As we started walking towards the theater, we noticed a crowd of very wet people walking towards us. The relationship between the wetness of their clothes and the magnitude of the rain was puzzling (I thought it was exponential, Manoj thought it was strange), more so when you consider that the wetness was unevenly distributed across the length of their bodies. We walked over to someone, and politely enquired, “Umm.. how come you wet your pants?”

The guy didn't get the joke – he told us earnestly that a storm sewer had broken, and that there was knee-deep water on the roads leading to where we were going.
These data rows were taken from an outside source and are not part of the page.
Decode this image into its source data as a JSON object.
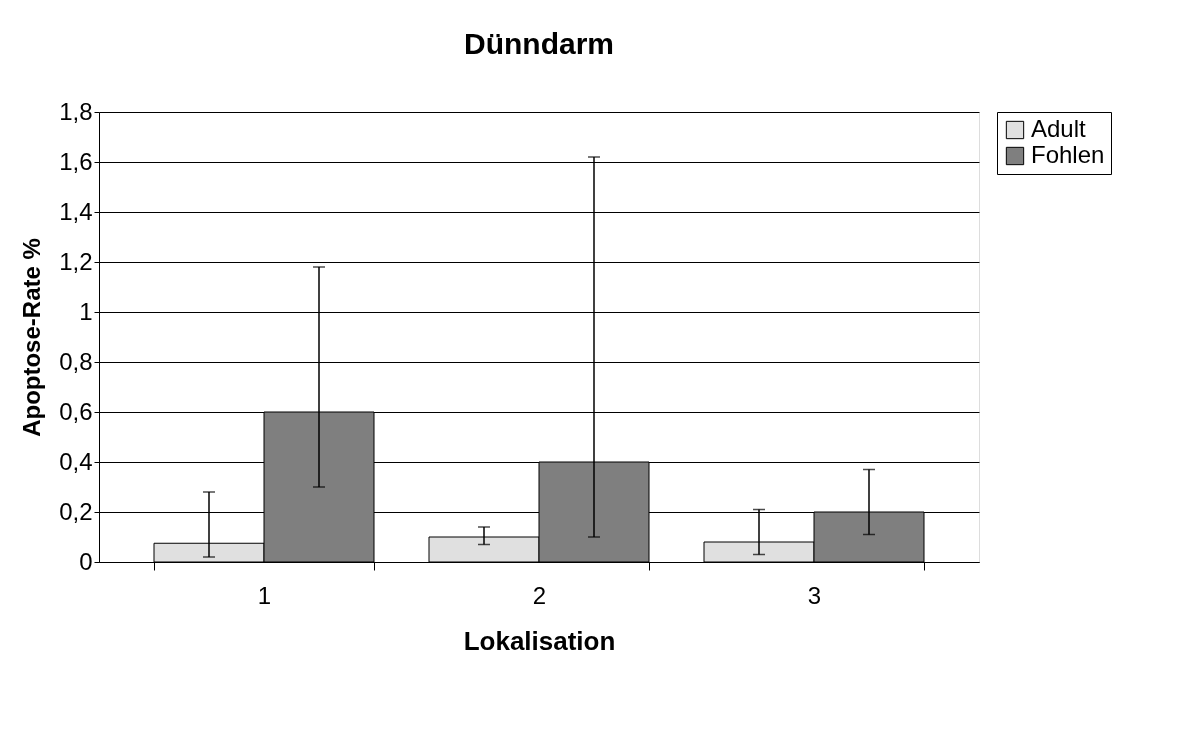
{
  "chart_data": {
    "type": "bar",
    "title": "Dünndarm",
    "xlabel": "Lokalisation",
    "ylabel": "Apoptose-Rate %",
    "categories": [
      "1",
      "2",
      "3"
    ],
    "series": [
      {
        "name": "Adult",
        "color": "#e0e0e0",
        "values": [
          0.075,
          0.1,
          0.08
        ],
        "errors": [
          [
            0.02,
            0.28
          ],
          [
            0.07,
            0.14
          ],
          [
            0.03,
            0.21
          ]
        ]
      },
      {
        "name": "Fohlen",
        "color": "#7f7f7f",
        "values": [
          0.6,
          0.4,
          0.2
        ],
        "errors": [
          [
            0.3,
            1.18
          ],
          [
            0.1,
            1.62
          ],
          [
            0.11,
            0.37
          ]
        ]
      }
    ],
    "ylim": [
      0,
      1.8
    ],
    "yticks": [
      0,
      {
        "value": 0.2,
        "label": "0,2"
      },
      {
        "value": 0.4,
        "label": "0,4"
      },
      {
        "value": 0.6,
        "label": "0,6"
      },
      {
        "value": 0.8,
        "label": "0,8"
      },
      1,
      {
        "value": 1.2,
        "label": "1,2"
      },
      {
        "value": 1.4,
        "label": "1,4"
      },
      {
        "value": 1.6,
        "label": "1,6"
      },
      {
        "value": 1.8,
        "label": "1,8"
      }
    ],
    "grid": "y",
    "legend": "right"
  }
}
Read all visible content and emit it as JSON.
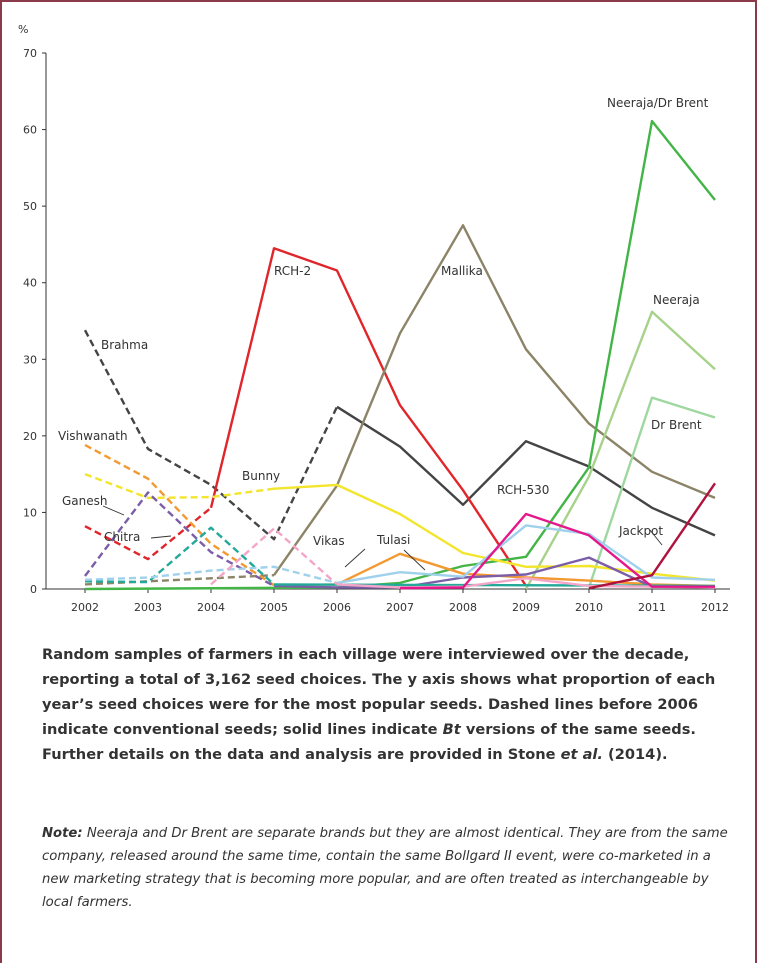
{
  "chart_data": {
    "type": "line",
    "ylabel": "%",
    "ylim": [
      0,
      70
    ],
    "yticks": [
      "0",
      "10",
      "20",
      "30",
      "40",
      "50",
      "60",
      "70"
    ],
    "x": [
      "2002",
      "2003",
      "2004",
      "2005",
      "2006",
      "2007",
      "2008",
      "2009",
      "2010",
      "2011",
      "2012"
    ],
    "series": [
      {
        "name": "Brahma",
        "color": "#444444",
        "segments": [
          {
            "dashed": true,
            "points": [
              [
                2002,
                33.8
              ],
              [
                2003,
                18.3
              ],
              [
                2004,
                13.6
              ],
              [
                2005,
                6.5
              ],
              [
                2006,
                23.8
              ]
            ]
          },
          {
            "dashed": false,
            "points": [
              [
                2006,
                23.8
              ],
              [
                2007,
                18.6
              ],
              [
                2008,
                11.0
              ],
              [
                2009,
                19.3
              ],
              [
                2010,
                16.0
              ],
              [
                2011,
                10.6
              ],
              [
                2012,
                7.0
              ]
            ]
          }
        ]
      },
      {
        "name": "RCH-2",
        "color": "#e0262b",
        "segments": [
          {
            "dashed": true,
            "points": [
              [
                2002,
                8.2
              ],
              [
                2003,
                3.9
              ],
              [
                2004,
                10.6
              ]
            ]
          },
          {
            "dashed": false,
            "points": [
              [
                2004,
                10.6
              ],
              [
                2005,
                44.5
              ],
              [
                2006,
                41.6
              ],
              [
                2007,
                24.0
              ],
              [
                2008,
                12.9
              ],
              [
                2009,
                0.4
              ]
            ]
          }
        ]
      },
      {
        "name": "Mallika",
        "color": "#8c8467",
        "segments": [
          {
            "dashed": true,
            "points": [
              [
                2002,
                0.6
              ],
              [
                2003,
                1.0
              ],
              [
                2004,
                1.4
              ],
              [
                2005,
                1.8
              ]
            ]
          },
          {
            "dashed": false,
            "points": [
              [
                2005,
                1.8
              ],
              [
                2006,
                13.5
              ],
              [
                2007,
                33.4
              ],
              [
                2008,
                47.5
              ],
              [
                2009,
                31.3
              ],
              [
                2010,
                21.6
              ],
              [
                2011,
                15.3
              ],
              [
                2012,
                11.9
              ]
            ]
          }
        ]
      },
      {
        "name": "Neeraja/Dr Brent",
        "color": "#43b546",
        "segments": [
          {
            "dashed": false,
            "points": [
              [
                2002,
                0.0
              ],
              [
                2006,
                0.2
              ],
              [
                2007,
                0.8
              ],
              [
                2008,
                3.0
              ],
              [
                2009,
                4.2
              ],
              [
                2010,
                15.9
              ],
              [
                2011,
                61.1
              ],
              [
                2012,
                50.8
              ]
            ]
          }
        ]
      },
      {
        "name": "Neeraja",
        "color": "#a6d28a",
        "segments": [
          {
            "dashed": false,
            "points": [
              [
                2009,
                0.0
              ],
              [
                2010,
                14.7
              ],
              [
                2011,
                36.2
              ],
              [
                2012,
                28.7
              ]
            ]
          }
        ]
      },
      {
        "name": "Dr Brent",
        "color": "#9ed7a0",
        "segments": [
          {
            "dashed": false,
            "points": [
              [
                2010,
                0.2
              ],
              [
                2011,
                25.0
              ],
              [
                2012,
                22.4
              ]
            ]
          }
        ]
      },
      {
        "name": "Bunny",
        "color": "#f2e52c",
        "segments": [
          {
            "dashed": true,
            "points": [
              [
                2002,
                15.0
              ],
              [
                2003,
                11.9
              ],
              [
                2004,
                12.0
              ],
              [
                2005,
                13.1
              ]
            ]
          },
          {
            "dashed": false,
            "points": [
              [
                2005,
                13.1
              ],
              [
                2006,
                13.6
              ],
              [
                2007,
                9.8
              ],
              [
                2008,
                4.7
              ],
              [
                2009,
                2.9
              ],
              [
                2010,
                3.0
              ],
              [
                2011,
                2.0
              ],
              [
                2012,
                1.1
              ]
            ]
          }
        ]
      },
      {
        "name": "Vishwanath",
        "color": "#f29a31",
        "segments": [
          {
            "dashed": true,
            "points": [
              [
                2002,
                18.8
              ],
              [
                2003,
                14.4
              ],
              [
                2004,
                5.9
              ],
              [
                2005,
                0.5
              ]
            ]
          },
          {
            "dashed": false,
            "points": [
              [
                2005,
                0.5
              ],
              [
                2006,
                0.6
              ],
              [
                2007,
                4.6
              ],
              [
                2008,
                2.0
              ],
              [
                2009,
                1.5
              ],
              [
                2010,
                1.1
              ],
              [
                2011,
                0.6
              ],
              [
                2012,
                0.4
              ]
            ]
          }
        ]
      },
      {
        "name": "Ganesh",
        "color": "#7b5ea7",
        "segments": [
          {
            "dashed": true,
            "points": [
              [
                2002,
                1.7
              ],
              [
                2003,
                12.6
              ],
              [
                2004,
                4.8
              ],
              [
                2005,
                0.4
              ]
            ]
          },
          {
            "dashed": false,
            "points": [
              [
                2005,
                0.4
              ],
              [
                2006,
                0.2
              ],
              [
                2007,
                0.2
              ],
              [
                2008,
                1.5
              ],
              [
                2009,
                1.9
              ],
              [
                2010,
                4.1
              ],
              [
                2011,
                0.3
              ],
              [
                2012,
                0.3
              ]
            ]
          }
        ]
      },
      {
        "name": "Chitra",
        "color": "#23a999",
        "segments": [
          {
            "dashed": true,
            "points": [
              [
                2002,
                1.0
              ],
              [
                2003,
                0.9
              ],
              [
                2004,
                8.0
              ],
              [
                2005,
                0.6
              ]
            ]
          },
          {
            "dashed": false,
            "points": [
              [
                2005,
                0.6
              ],
              [
                2012,
                0.4
              ]
            ]
          }
        ]
      },
      {
        "name": "Vikas",
        "color": "#9fd1ec",
        "segments": [
          {
            "dashed": true,
            "points": [
              [
                2002,
                1.2
              ],
              [
                2003,
                1.5
              ],
              [
                2004,
                2.4
              ],
              [
                2005,
                2.9
              ],
              [
                2006,
                0.8
              ]
            ]
          },
          {
            "dashed": false,
            "points": [
              [
                2006,
                0.8
              ],
              [
                2007,
                2.2
              ],
              [
                2008,
                1.6
              ],
              [
                2009,
                8.3
              ],
              [
                2010,
                7.2
              ],
              [
                2011,
                1.5
              ],
              [
                2012,
                1.2
              ]
            ]
          }
        ]
      },
      {
        "name": "Tulasi",
        "color": "#f4a6c8",
        "segments": [
          {
            "dashed": true,
            "points": [
              [
                2004,
                0.6
              ],
              [
                2005,
                7.9
              ],
              [
                2006,
                0.6
              ]
            ]
          },
          {
            "dashed": false,
            "points": [
              [
                2006,
                0.6
              ],
              [
                2007,
                0.2
              ],
              [
                2008,
                0.3
              ],
              [
                2009,
                1.4
              ],
              [
                2010,
                0.4
              ],
              [
                2012,
                0.2
              ]
            ]
          }
        ]
      },
      {
        "name": "RCH-530",
        "color": "#e5188b",
        "segments": [
          {
            "dashed": false,
            "points": [
              [
                2007,
                0.1
              ],
              [
                2008,
                0.2
              ],
              [
                2009,
                9.8
              ],
              [
                2010,
                7.0
              ],
              [
                2011,
                0.3
              ],
              [
                2012,
                0.3
              ]
            ]
          }
        ]
      },
      {
        "name": "Jackpot",
        "color": "#b0123e",
        "segments": [
          {
            "dashed": false,
            "points": [
              [
                2010,
                0.1
              ],
              [
                2011,
                1.8
              ],
              [
                2012,
                13.8
              ]
            ]
          }
        ]
      }
    ],
    "annotations": [
      {
        "text": "Brahma"
      },
      {
        "text": "RCH-2"
      },
      {
        "text": "Mallika"
      },
      {
        "text": "Neeraja/Dr Brent"
      },
      {
        "text": "Neeraja"
      },
      {
        "text": "Dr Brent"
      },
      {
        "text": "Vishwanath"
      },
      {
        "text": "Bunny"
      },
      {
        "text": "Ganesh"
      },
      {
        "text": "Chitra"
      },
      {
        "text": "Vikas"
      },
      {
        "text": "Tulasi"
      },
      {
        "text": "RCH-530"
      },
      {
        "text": "Jackpot"
      }
    ]
  },
  "caption": {
    "part1": "Random samples of farmers in each village were interviewed over the decade, reporting a total of 3,162 seed choices. The y axis shows what proportion of each year’s seed choices were for the most popular seeds. Dashed lines before 2006 indicate conventional seeds; solid lines indicate ",
    "bt": "Bt",
    "part2": " versions of the same seeds. Further details on the data and analysis are provided in Stone ",
    "etal": "et al.",
    "part3": " (2014)."
  },
  "note": {
    "label": "Note:",
    "text": " Neeraja and Dr Brent are separate brands but they are almost identical. They are from the same company, released around the same time, contain the same Bollgard II event, were co-marketed in a new marketing strategy that is becoming more popular, and are often treated as interchangeable by local farmers."
  }
}
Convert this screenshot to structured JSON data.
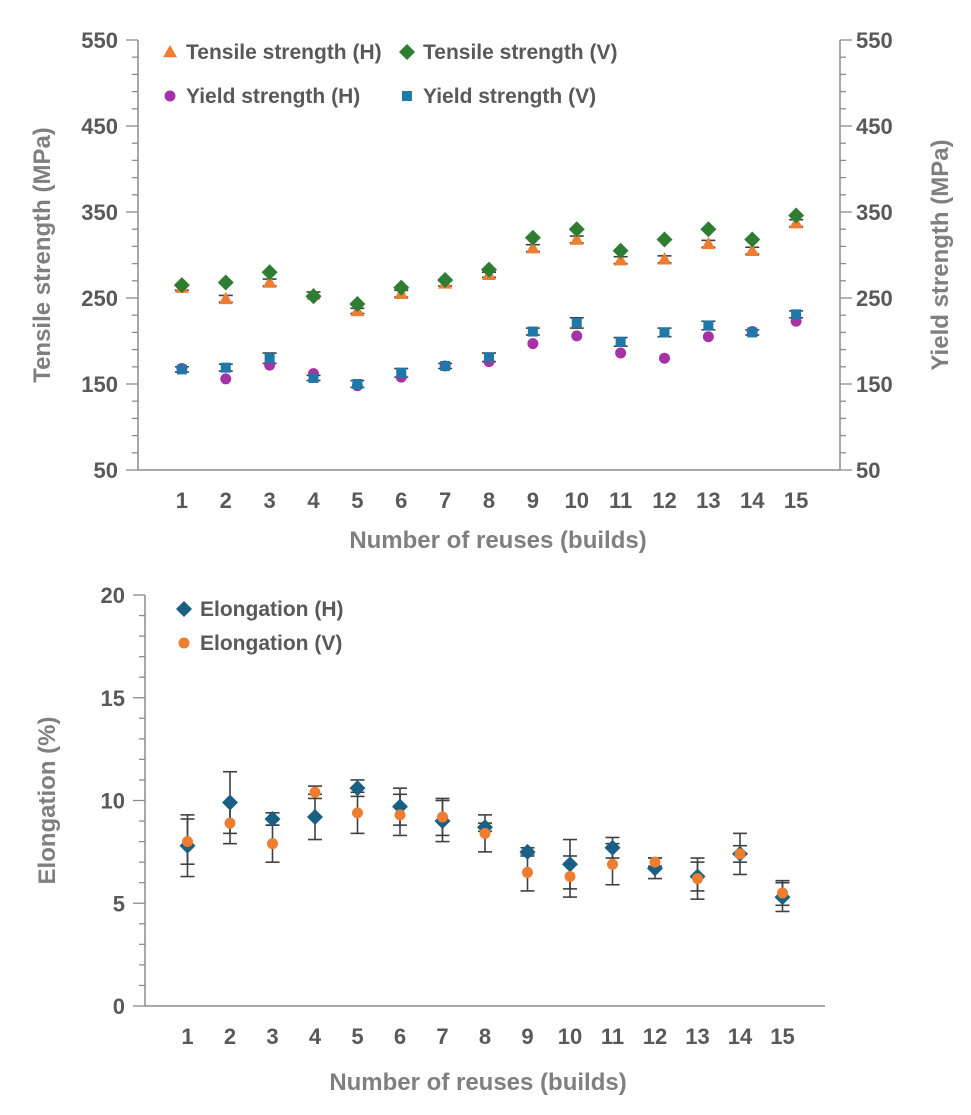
{
  "chart_data": [
    {
      "type": "scatter",
      "title": "",
      "xlabel": "Number of reuses (builds)",
      "ylabel": "Tensile strength (MPa)",
      "ylabel_right": "Yield strength (MPa)",
      "x": [
        1,
        2,
        3,
        4,
        5,
        6,
        7,
        8,
        9,
        10,
        11,
        12,
        13,
        14,
        15
      ],
      "x_ticks": [
        "1",
        "2",
        "3",
        "4",
        "5",
        "6",
        "7",
        "8",
        "9",
        "10",
        "11",
        "12",
        "13",
        "14",
        "15"
      ],
      "xlim": [
        0,
        16
      ],
      "ylim": [
        50,
        550
      ],
      "y_ticks": [
        "50",
        "150",
        "250",
        "350",
        "450",
        "550"
      ],
      "y_ticks_right": [
        "50",
        "150",
        "250",
        "350",
        "450",
        "550"
      ],
      "y_minor_step": 20,
      "grid": false,
      "legend_placement": "top-left",
      "series": [
        {
          "name": "Tensile strength (H)",
          "marker": "triangle",
          "color": "#ed7d31",
          "values": [
            262,
            249,
            268,
            254,
            235,
            255,
            267,
            277,
            308,
            318,
            294,
            295,
            313,
            305,
            337
          ],
          "errors": [
            3,
            4,
            4,
            3,
            3,
            4,
            3,
            3,
            4,
            4,
            4,
            4,
            4,
            4,
            4
          ]
        },
        {
          "name": "Tensile strength (V)",
          "marker": "diamond",
          "color": "#2e7d32",
          "values": [
            265,
            268,
            280,
            252,
            243,
            262,
            271,
            283,
            320,
            330,
            305,
            318,
            330,
            318,
            346
          ],
          "errors": [
            0,
            0,
            0,
            0,
            0,
            0,
            0,
            0,
            0,
            0,
            0,
            0,
            0,
            0,
            0
          ]
        },
        {
          "name": "Yield strength (H)",
          "marker": "circle",
          "color": "#a633a6",
          "values": [
            168,
            156,
            172,
            162,
            148,
            158,
            171,
            176,
            197,
            206,
            186,
            180,
            205,
            211,
            223
          ],
          "errors": [
            0,
            0,
            0,
            0,
            0,
            0,
            0,
            0,
            0,
            0,
            0,
            0,
            0,
            0,
            0
          ]
        },
        {
          "name": "Yield strength (V)",
          "marker": "square",
          "color": "#1f78a8",
          "values": [
            167,
            169,
            180,
            157,
            150,
            163,
            171,
            181,
            211,
            221,
            199,
            210,
            218,
            210,
            231
          ],
          "errors": [
            3,
            4,
            6,
            3,
            4,
            5,
            3,
            5,
            4,
            6,
            5,
            5,
            5,
            3,
            4
          ]
        }
      ]
    },
    {
      "type": "scatter",
      "title": "",
      "xlabel": "Number of reuses (builds)",
      "ylabel": "Elongation (%)",
      "x": [
        1,
        2,
        3,
        4,
        5,
        6,
        7,
        8,
        9,
        10,
        11,
        12,
        13,
        14,
        15
      ],
      "x_ticks": [
        "1",
        "2",
        "3",
        "4",
        "5",
        "6",
        "7",
        "8",
        "9",
        "10",
        "11",
        "12",
        "13",
        "14",
        "15"
      ],
      "xlim": [
        0,
        16
      ],
      "ylim": [
        0,
        20
      ],
      "y_ticks": [
        "0",
        "5",
        "10",
        "15",
        "20"
      ],
      "y_minor_step": 1,
      "grid": false,
      "legend_placement": "top-left",
      "series": [
        {
          "name": "Elongation (H)",
          "marker": "diamond",
          "color": "#1a5f84",
          "values": [
            7.8,
            9.9,
            9.1,
            9.2,
            10.6,
            9.7,
            9.0,
            8.7,
            7.5,
            6.9,
            7.7,
            6.7,
            6.3,
            7.4,
            5.3
          ],
          "errors": [
            1.5,
            1.5,
            0.3,
            1.1,
            0.4,
            0.9,
            1.0,
            0.2,
            0.2,
            1.2,
            0.5,
            0.5,
            0.7,
            0.4,
            0.7
          ]
        },
        {
          "name": "Elongation (V)",
          "marker": "circle",
          "color": "#ed7d31",
          "values": [
            8.0,
            8.9,
            7.9,
            10.4,
            9.4,
            9.3,
            9.2,
            8.4,
            6.5,
            6.3,
            6.9,
            7.0,
            6.2,
            7.4,
            5.5
          ],
          "errors": [
            1.1,
            1.0,
            0.9,
            0.3,
            1.0,
            1.0,
            0.9,
            0.9,
            0.9,
            1.0,
            1.0,
            0.2,
            1.0,
            1.0,
            0.6
          ]
        }
      ]
    }
  ]
}
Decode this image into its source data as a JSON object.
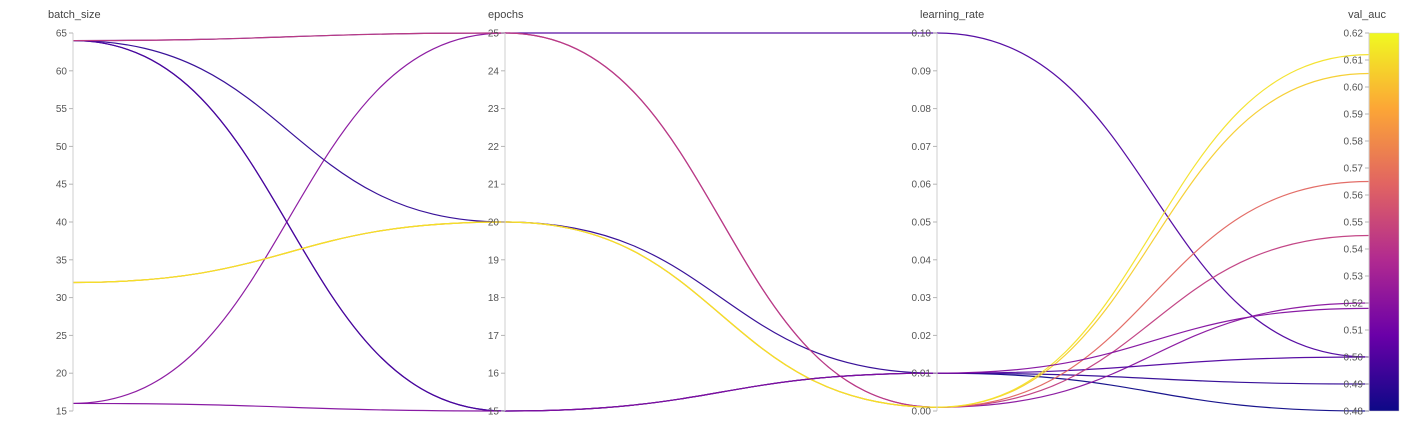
{
  "chart_data": {
    "type": "parallel_coordinates",
    "axes": [
      {
        "name": "batch_size",
        "range": [
          15,
          65
        ],
        "ticks": [
          15,
          20,
          25,
          30,
          35,
          40,
          45,
          50,
          55,
          60,
          65
        ],
        "tick_labels": [
          "15",
          "20",
          "25",
          "30",
          "35",
          "40",
          "45",
          "50",
          "55",
          "60",
          "65"
        ]
      },
      {
        "name": "epochs",
        "range": [
          15,
          25
        ],
        "ticks": [
          15,
          16,
          17,
          18,
          19,
          20,
          21,
          22,
          23,
          24,
          25
        ],
        "tick_labels": [
          "15",
          "16",
          "17",
          "18",
          "19",
          "20",
          "21",
          "22",
          "23",
          "24",
          "25"
        ]
      },
      {
        "name": "learning_rate",
        "range": [
          0,
          0.1
        ],
        "ticks": [
          0,
          0.01,
          0.02,
          0.03,
          0.04,
          0.05,
          0.06,
          0.07,
          0.08,
          0.09,
          0.1
        ],
        "tick_labels": [
          "0.00",
          "0.01",
          "0.02",
          "0.03",
          "0.04",
          "0.05",
          "0.06",
          "0.07",
          "0.08",
          "0.09",
          "0.10"
        ]
      },
      {
        "name": "val_auc",
        "range": [
          0.48,
          0.62
        ],
        "ticks": [
          0.48,
          0.49,
          0.5,
          0.51,
          0.52,
          0.53,
          0.54,
          0.55,
          0.56,
          0.57,
          0.58,
          0.59,
          0.6,
          0.61,
          0.62
        ],
        "tick_labels": [
          "0.48",
          "0.49",
          "0.50",
          "0.51",
          "0.52",
          "0.53",
          "0.54",
          "0.55",
          "0.56",
          "0.57",
          "0.58",
          "0.59",
          "0.60",
          "0.61",
          "0.62"
        ]
      }
    ],
    "runs": [
      {
        "values": [
          64,
          25,
          0.1,
          0.5
        ]
      },
      {
        "values": [
          64,
          15,
          0.01,
          0.48
        ]
      },
      {
        "values": [
          64,
          20,
          0.01,
          0.49
        ]
      },
      {
        "values": [
          16,
          25,
          0.001,
          0.52
        ]
      },
      {
        "values": [
          64,
          15,
          0.01,
          0.5
        ]
      },
      {
        "values": [
          64,
          25,
          0.001,
          0.545
        ]
      },
      {
        "values": [
          32,
          20,
          0.001,
          0.565
        ]
      },
      {
        "values": [
          32,
          20,
          0.001,
          0.605
        ]
      },
      {
        "values": [
          32,
          20,
          0.001,
          0.612
        ]
      },
      {
        "values": [
          16,
          15,
          0.01,
          0.518
        ]
      }
    ],
    "colorscale": {
      "by": "val_auc",
      "stops": [
        "#0d0887",
        "#6a00a8",
        "#b12a90",
        "#e16462",
        "#fca636",
        "#f0f921"
      ]
    }
  }
}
Without hesitation, we took our shoes off, folded up our jeans and started walking. (towards, of course). In a couple of minutes, we were wading through murky water (“It doesn't look like a storm water sewer, man”), that got higher and higher. People kept squealing, as unknown objects whose specific gravity was just right floated below the surface of the water and kept striking them at inconvenient places.

By the time we reached the theater, shoes in one hand, wallet in the other, our shirts were wet, and it was not from the rain. Around the same time, realization dawned on us: the guy that didn't get the joke meant ass when he said knee.

I headed straight to the bathroom, which was filled with a few hundred people in various states of undress, pouring water over themselves from a communal bucket. It was quite entertaining, and I would have stayed there for some more time if not for the clanging of the bell that announced the start of the movie.

The movie was horrible; and the audience filled with squirming wet bodies (heh!) hated it. It was the same old overweight-hero-rescues-a-callgirl-who-is-still-a-virgin plot with a twist: the girl was overweight too. I thanked the storm sewer guys for the distraction of wondering if the water would do bad things to me as I squirmed – it saved me from losing my mind completely. In case you want to know, the movie was called Kolangal. All said and done, Kolangal was the worst movie I've watched in my life.

Last week, I had been to a movie called Oru Naal Oru Kanavu (A Dream A Day). In hindsight, the parallels were obvious – rainy day, directed by an acclaimed movie maker from Kerala, music by Illayaraja. After the movie, I couldn't help telling myself, ” You know what, Kolangal wasn't all that bad.”